The embedding model market is heating up
Plus: investors face an old foe in next-generation AI startups, and Dbt formalizes the semantic layer into something production-grade.
Before we get started, a note to all readers:
When I started, I set several goals for myself to ensure this would be a viable business going forward. I told everyone I talked to that I wanted this eventually to be a newsroom, and not just a newsletter.
For the past few weeks, I’ve been dealing with a back injury that has prevented me from working in full capacity. This has been a really unfortunate setback and of a scale that I didn’t anticipate—both in terms of how much work I can do, and the quality of the work.
It’s been a very harsh reality check on the challenges of building a sustainable independent operational in San Francisco. The Bay Area is a place that is punishingly expensive, but also absolutely critical to be in to effectively cover one of the fastest-moving industries in history.
So, to make up for lost time and try to ensure this remains viable, there will be some changes going forward. Some of these are ones I have been considering for several months now based on feedback from many places, but I felt this was as good a time as any to institute them:
Existing subscribers will receive a comped month for Supervised, which roughly aligns with the number of paid issues missed due to recovery.
All issues for Supervised through the end of the year will be paid issues, which will come out twice a week. I will re-assess when to implement a third issue in January, and whether it will be free or paid.

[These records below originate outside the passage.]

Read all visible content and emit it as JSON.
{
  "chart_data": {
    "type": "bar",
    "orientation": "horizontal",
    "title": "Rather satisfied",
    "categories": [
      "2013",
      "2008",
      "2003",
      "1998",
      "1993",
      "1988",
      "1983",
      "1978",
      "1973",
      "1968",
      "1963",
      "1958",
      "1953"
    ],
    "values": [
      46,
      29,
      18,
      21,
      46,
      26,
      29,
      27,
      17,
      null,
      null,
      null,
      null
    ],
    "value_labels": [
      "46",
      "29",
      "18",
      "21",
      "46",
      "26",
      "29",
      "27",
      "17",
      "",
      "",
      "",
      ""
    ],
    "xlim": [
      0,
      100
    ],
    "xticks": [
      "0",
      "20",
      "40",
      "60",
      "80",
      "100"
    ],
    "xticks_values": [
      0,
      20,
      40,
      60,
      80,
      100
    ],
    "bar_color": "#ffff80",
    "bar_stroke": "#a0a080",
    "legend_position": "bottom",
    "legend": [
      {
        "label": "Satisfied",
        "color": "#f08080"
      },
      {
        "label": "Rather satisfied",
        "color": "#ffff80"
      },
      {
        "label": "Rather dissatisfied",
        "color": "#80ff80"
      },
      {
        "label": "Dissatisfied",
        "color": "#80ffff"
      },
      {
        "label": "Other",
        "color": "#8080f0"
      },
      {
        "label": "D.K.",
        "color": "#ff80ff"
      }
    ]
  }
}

Subscription prices will increase to $17 per month, or $170 per year, for new subscribers only beginning next Friday. This is based on extensive conversations I’ve had with sources, colleagues, and friends over the past several months. This means you can subscribe between now and Friday to lock in a subscription for $10 per month, or $100 per year.

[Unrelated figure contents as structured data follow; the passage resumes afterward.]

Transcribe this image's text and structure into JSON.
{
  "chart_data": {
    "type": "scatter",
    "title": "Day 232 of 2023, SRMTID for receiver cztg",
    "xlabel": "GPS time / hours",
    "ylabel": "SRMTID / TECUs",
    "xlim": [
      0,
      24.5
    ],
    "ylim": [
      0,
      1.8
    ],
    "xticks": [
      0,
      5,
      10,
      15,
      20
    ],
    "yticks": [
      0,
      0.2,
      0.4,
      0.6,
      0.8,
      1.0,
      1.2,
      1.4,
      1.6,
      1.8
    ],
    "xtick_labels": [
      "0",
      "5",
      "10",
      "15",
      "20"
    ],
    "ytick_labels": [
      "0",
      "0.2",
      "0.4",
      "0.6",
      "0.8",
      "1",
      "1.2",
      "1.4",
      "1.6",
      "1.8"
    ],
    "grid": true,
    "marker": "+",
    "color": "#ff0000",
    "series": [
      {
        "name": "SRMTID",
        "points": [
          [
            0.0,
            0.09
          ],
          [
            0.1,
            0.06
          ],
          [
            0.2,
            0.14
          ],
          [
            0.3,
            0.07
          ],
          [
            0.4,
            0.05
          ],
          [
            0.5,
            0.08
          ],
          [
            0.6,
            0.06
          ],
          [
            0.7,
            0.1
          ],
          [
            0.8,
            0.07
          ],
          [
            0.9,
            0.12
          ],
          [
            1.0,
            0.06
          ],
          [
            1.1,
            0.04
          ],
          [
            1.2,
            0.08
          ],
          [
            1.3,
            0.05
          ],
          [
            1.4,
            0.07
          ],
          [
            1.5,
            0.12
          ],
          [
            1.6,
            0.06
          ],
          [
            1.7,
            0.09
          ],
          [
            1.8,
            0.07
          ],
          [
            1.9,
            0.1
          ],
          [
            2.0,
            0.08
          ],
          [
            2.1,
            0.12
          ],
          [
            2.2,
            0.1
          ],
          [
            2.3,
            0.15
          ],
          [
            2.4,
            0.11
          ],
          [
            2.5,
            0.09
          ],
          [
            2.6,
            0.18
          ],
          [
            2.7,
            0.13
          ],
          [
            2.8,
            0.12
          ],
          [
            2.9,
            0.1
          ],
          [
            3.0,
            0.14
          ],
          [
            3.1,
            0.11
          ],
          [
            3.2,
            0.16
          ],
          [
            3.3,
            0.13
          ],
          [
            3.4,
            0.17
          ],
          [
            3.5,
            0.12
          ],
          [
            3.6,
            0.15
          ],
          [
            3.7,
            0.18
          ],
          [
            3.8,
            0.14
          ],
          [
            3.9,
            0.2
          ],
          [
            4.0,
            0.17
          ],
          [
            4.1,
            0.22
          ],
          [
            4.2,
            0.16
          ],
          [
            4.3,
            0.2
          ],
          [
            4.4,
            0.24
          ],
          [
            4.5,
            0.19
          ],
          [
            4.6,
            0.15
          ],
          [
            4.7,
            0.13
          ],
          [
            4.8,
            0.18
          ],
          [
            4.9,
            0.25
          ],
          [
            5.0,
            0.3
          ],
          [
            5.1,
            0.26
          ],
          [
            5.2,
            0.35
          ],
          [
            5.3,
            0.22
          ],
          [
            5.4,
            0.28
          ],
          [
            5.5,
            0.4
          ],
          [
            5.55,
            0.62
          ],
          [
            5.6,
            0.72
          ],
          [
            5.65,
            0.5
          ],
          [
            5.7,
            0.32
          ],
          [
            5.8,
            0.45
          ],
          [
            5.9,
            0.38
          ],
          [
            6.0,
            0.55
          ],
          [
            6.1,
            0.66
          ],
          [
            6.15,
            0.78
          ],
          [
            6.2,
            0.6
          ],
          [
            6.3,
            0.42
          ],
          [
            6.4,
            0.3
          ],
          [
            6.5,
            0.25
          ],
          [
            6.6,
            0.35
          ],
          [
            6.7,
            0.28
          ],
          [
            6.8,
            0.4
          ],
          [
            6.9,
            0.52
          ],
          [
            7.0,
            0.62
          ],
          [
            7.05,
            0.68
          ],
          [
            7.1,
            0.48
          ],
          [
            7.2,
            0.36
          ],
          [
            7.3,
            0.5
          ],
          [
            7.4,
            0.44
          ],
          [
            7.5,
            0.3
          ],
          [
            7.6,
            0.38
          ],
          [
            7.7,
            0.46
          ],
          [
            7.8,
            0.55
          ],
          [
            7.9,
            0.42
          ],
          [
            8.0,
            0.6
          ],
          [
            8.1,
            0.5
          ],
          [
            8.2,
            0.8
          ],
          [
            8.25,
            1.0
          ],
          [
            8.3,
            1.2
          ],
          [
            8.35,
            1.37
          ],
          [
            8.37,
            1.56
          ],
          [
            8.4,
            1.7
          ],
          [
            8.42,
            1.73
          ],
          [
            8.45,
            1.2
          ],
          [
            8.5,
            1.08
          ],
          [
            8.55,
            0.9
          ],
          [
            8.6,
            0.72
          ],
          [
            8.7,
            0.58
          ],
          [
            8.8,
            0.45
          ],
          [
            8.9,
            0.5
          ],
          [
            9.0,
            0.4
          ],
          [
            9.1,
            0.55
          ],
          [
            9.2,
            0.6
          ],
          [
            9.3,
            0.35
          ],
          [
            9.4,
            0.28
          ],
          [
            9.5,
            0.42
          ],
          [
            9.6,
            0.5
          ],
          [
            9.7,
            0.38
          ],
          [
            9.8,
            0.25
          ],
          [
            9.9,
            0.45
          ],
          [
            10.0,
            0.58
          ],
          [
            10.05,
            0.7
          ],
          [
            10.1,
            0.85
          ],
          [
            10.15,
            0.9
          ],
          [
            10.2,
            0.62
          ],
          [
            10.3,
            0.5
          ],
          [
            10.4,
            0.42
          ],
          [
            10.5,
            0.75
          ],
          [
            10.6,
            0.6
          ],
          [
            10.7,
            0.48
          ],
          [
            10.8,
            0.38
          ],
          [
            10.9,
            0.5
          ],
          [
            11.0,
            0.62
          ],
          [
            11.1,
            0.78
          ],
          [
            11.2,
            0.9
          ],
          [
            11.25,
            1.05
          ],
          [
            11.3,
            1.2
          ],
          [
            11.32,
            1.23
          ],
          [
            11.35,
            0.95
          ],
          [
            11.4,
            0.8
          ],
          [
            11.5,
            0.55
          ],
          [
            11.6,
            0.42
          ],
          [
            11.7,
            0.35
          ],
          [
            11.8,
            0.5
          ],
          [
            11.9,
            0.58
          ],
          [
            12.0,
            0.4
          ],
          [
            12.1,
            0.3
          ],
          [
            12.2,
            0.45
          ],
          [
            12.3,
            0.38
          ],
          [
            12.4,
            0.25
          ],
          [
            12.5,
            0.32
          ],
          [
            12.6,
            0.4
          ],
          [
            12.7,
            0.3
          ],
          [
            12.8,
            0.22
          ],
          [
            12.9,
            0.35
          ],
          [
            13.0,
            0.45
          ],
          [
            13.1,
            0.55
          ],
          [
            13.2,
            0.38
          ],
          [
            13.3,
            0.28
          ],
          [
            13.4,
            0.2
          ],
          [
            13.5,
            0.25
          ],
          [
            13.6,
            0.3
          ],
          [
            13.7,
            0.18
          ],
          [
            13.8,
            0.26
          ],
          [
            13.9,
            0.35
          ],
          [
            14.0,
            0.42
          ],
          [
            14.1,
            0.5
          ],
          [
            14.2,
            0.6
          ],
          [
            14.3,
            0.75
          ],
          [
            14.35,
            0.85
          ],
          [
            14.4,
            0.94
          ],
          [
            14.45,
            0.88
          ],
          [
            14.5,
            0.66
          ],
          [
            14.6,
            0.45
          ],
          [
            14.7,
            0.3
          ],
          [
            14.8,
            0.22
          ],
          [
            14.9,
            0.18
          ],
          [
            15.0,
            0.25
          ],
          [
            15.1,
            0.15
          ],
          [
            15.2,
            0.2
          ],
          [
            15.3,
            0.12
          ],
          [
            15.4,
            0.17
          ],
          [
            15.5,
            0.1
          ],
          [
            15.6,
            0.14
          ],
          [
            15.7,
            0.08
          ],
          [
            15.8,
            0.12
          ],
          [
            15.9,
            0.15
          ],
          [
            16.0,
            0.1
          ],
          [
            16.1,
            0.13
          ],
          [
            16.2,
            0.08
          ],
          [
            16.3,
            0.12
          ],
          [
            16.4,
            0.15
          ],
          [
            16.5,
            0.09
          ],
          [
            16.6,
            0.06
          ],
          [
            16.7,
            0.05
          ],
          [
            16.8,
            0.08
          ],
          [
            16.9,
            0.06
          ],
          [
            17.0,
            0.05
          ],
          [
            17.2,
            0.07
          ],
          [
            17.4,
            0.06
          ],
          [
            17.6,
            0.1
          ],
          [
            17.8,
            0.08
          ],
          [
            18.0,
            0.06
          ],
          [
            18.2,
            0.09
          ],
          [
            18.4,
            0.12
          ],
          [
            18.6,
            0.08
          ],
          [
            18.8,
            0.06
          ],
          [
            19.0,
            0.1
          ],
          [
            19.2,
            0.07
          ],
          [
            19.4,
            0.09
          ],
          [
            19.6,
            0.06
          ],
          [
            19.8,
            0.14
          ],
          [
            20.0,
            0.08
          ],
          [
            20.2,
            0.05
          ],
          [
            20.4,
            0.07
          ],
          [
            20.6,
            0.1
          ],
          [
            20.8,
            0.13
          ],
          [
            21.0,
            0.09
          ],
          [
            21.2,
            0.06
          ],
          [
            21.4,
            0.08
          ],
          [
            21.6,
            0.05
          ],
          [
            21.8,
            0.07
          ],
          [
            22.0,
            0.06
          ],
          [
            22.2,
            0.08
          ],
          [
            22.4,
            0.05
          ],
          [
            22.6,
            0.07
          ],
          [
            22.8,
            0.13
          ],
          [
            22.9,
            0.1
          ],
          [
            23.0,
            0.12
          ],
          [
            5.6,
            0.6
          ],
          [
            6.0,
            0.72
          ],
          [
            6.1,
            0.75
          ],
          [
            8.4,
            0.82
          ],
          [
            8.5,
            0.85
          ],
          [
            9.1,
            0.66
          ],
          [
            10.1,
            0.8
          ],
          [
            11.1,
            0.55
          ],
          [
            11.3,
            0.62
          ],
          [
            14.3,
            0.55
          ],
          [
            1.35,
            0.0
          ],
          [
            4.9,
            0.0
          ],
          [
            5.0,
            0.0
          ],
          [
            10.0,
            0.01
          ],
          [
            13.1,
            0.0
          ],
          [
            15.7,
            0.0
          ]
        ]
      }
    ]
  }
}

If you’re an organization interested in a group subscription, please reach out to me directly to work out the details.
I am evaluating sponsorship opportunities for Supervised issues. If you’re interested, reach out to me directly for more information.
I’m also evaluating paid consultation and speaking engagements. If you’re an organization interested in that, please reach out to me directly.
All of this, again, is subject to change as needed and based on feedback—but I figured I should do it all at once rather than roll these out incrementally. In addition, I’ll be taking next week off completely from publishing to try to accelerate recovery and catch up on reporting, and will be publishing one issue the following week. This is all baked into the full comped month for existing subscribers.
I deeply appreciate all of the support everyone has given, as well as everyone’s patience, as I try to work through all this.
Now, on to the actual issue!
Embedding models come to the forefront
Earlier this week, Hugging Face CTO Julien Chaumond surfaced up a new package from Hugging Face: text-embeddings-inference.
Embeddings play a critical role in AI, and stand to become even more important thanks to the increased popularity of retrieval augmented generation (or RAG). RAG has emerged as a mechanism to provide both a layer of governance on the output of data in a prompt by tracing information back to the source, as well as helping to combat hallucinations from model prompts.
That requires companies to embed information from unstructured data (like documents) in a vector database in some searchable format that can then get pushed into a prompt. That embedded information provides examples of how to do something or information to retrieve to use in the final prompt. And it’s been kind of an under-appreciated potential business given all the focus has largely been on inference APIs like GPT-4 and reasoning tools like LangChain.
But there’s growing momentum here. And if RAG ends up being one of the necessary implementations in model inference, every company will probably end up using an embedding tool in some fashion. The new TEI shows just another push by the company that owns the most popular open source AI packages to try to formalize this into more of a first-class citizen.
In fact, one of the openings that many sources I’ve talked to over the past months is whether a startup would (or could) actually snap up a market for production-grade embeddings in a similar fashion to how some of the model inference startups like Replicate or Together have grown in popularity. (Replicate for example offers some embedding APIs with a price-per-second for GPUs approach.)
The most popular embedding model is OpenAI’s ada-002 embedding model. It’s priced at $0.0001 per 1,000 tokens, which follows a drastic 75% price cut that happened in June earlier this year. (It was kind of funny timing given I had just had a conversation with someone who commented that they loved ada, but wished it weren’t so expensive, a few days before this.)